Bangladesh: Food Assistance Fact Sheet - September 30, 2019
Recurring natural disasters, such as floods and cyclones, continue to exacerbate poverty-related issues, including food insecurity and malnutrition, in many parts of the country. A massive influx of refugees in 2017 from Burma into Bangladesh’s Cox’s Bazar District, one of the least developed districts in the country, has prompted a large-scale humanitarian response.
• Attacks by armed actors on Burmese security posts in August 2017 and subsequent military operations in Burma’s Rakhine state, home to the majority of Rohingya, have caused a major humanitarian crisis in neighboring Bangladesh. The violence in Burma has forced over 743,000 people—mostly Rohingya refugees—to flee into southeastern Bangladesh, joining more than 212,000 Rohingya living in the country prior to August 2017, the UN reports.
]• The majority of Rohingya refugees live in 34 extremely congested settlements in Cox’s Bazar District, where they remain completely reliant on food assistance to meet their basic needs. The influx has nearly tripled the population of Teknaf and Ukhiya upazilas in Cox’s Bazar District, which currently hosts the highest concentration of refugees in the world. Host communities in the area are highly vulnerable, and face food insecurity and limited livelihood opportunities.
• While levels of extreme poverty are in decline, approximately 31 percent of Bangladeshis still live below the national poverty line, according to the UN World Food Program (WFP), and are affected by natural disasters such as flooding and cyclones. Approximately 25 percent of the population in Bangladesh remains food insecure and 36 percent of children younger than 5 years of age suffer from stunting, a common measure of chronic malnutrition, WFP reports.
• In FY 2019, USAID’s Office of Food for Peace (FFP) contributed over $123 million for emergency food assistance for vulnerable communities in Cox’s Bazar District. FFP partners WFP and World Vision provide emergency food assistance to Rohingya refugees and implement self-reliance activities such as community kitchens and disaster risk reduction projects. With FFP support, ACF, WFP, and World Vision conduct cash-based income-generating activities in host communities in Cox’s Bazar.
• FFP supports both WFP and the UN Children’s Fund to implement nutrition activities for refugees in Cox’s Bazar, where children under 5 years of age and pregnant and lactating women receive specialized foods to prevent and treat acute malnutrition. .

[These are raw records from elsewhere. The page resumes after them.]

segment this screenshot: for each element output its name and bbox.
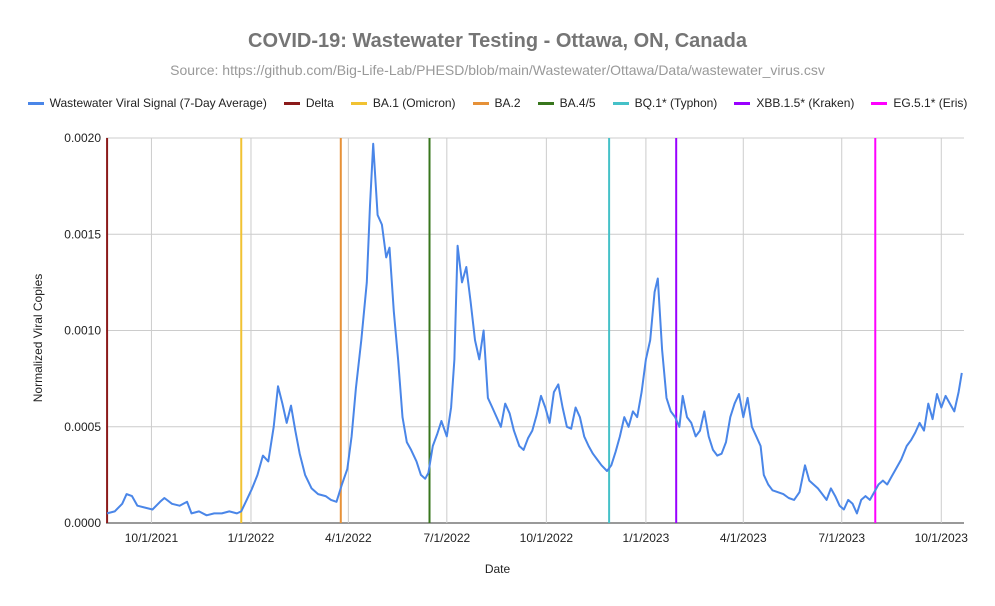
x-tick-label: 10/1/2022 [520,531,574,545]
legend-item: Wastewater Viral Signal (7-Day Average) [27,96,267,110]
chart-legend: Wastewater Viral Signal (7-Day Average) D… [0,96,995,110]
legend-label: XBB.1.5* (Kraken) [756,96,855,110]
x-tick-label: 4/1/2023 [720,531,767,545]
x-tick-label: 1/1/2023 [623,531,670,545]
legend-swatch [350,101,367,105]
x-tick-label: 7/1/2022 [423,531,470,545]
legend-label: BQ.1* (Typhon) [634,96,718,110]
legend-swatch [612,101,629,105]
legend-item: BQ.1* (Typhon) [612,96,718,110]
x-tick-label: 7/1/2023 [818,531,865,545]
legend-swatch [537,101,554,105]
legend-label: BA.2 [494,96,521,110]
legend-swatch [472,101,489,105]
legend-item: XBB.1.5* (Kraken) [734,96,854,110]
x-tick-label: 1/1/2022 [228,531,275,545]
legend-item: BA.1 (Omicron) [350,96,456,110]
y-tick-label: 0.0005 [64,420,101,434]
y-tick-label: 0.0010 [64,324,101,338]
y-tick-label: 0.0015 [64,227,101,241]
y-tick-label: 0.0020 [64,131,101,145]
chart-title: COVID-19: Wastewater Testing - Ottawa, O… [248,30,747,52]
legend-label: EG.5.1* (Eris) [893,96,968,110]
legend-label: Delta [305,96,334,110]
x-tick-label: 10/1/2023 [915,531,969,545]
legend-item: Delta [283,96,334,110]
legend-swatch [871,101,888,105]
legend-item: BA.2 [472,96,521,110]
x-tick-label: 10/1/2021 [125,531,179,545]
y-tick-label: 0.0000 [64,516,101,530]
legend-label: BA.4/5 [559,96,596,110]
legend-swatch [27,101,44,105]
legend-item: EG.5.1* (Eris) [871,96,967,110]
chart-subtitle: Source: https://github.com/Big-Life-Lab/… [170,62,825,78]
legend-label: Wastewater Viral Signal (7-Day Average) [49,96,267,110]
legend-item: BA.4/5 [537,96,596,110]
legend-label: BA.1 (Omicron) [372,96,456,110]
legend-swatch [283,101,300,105]
x-axis-label: Date [484,562,511,576]
series-line [106,142,963,517]
legend-swatch [734,101,751,105]
x-tick-label: 4/1/2022 [325,531,372,545]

• FFP partners with CARE International, Helen Keller International and World Vision to implement multi-year development programs to promote agriculture, livelihoods, maternal and child health, women’s empowerment and disaster risk reduction in multiple regions throughout the country. In FY 2019, FFP contributed more than $41 million to these non-governmental organizations in support of these efforts.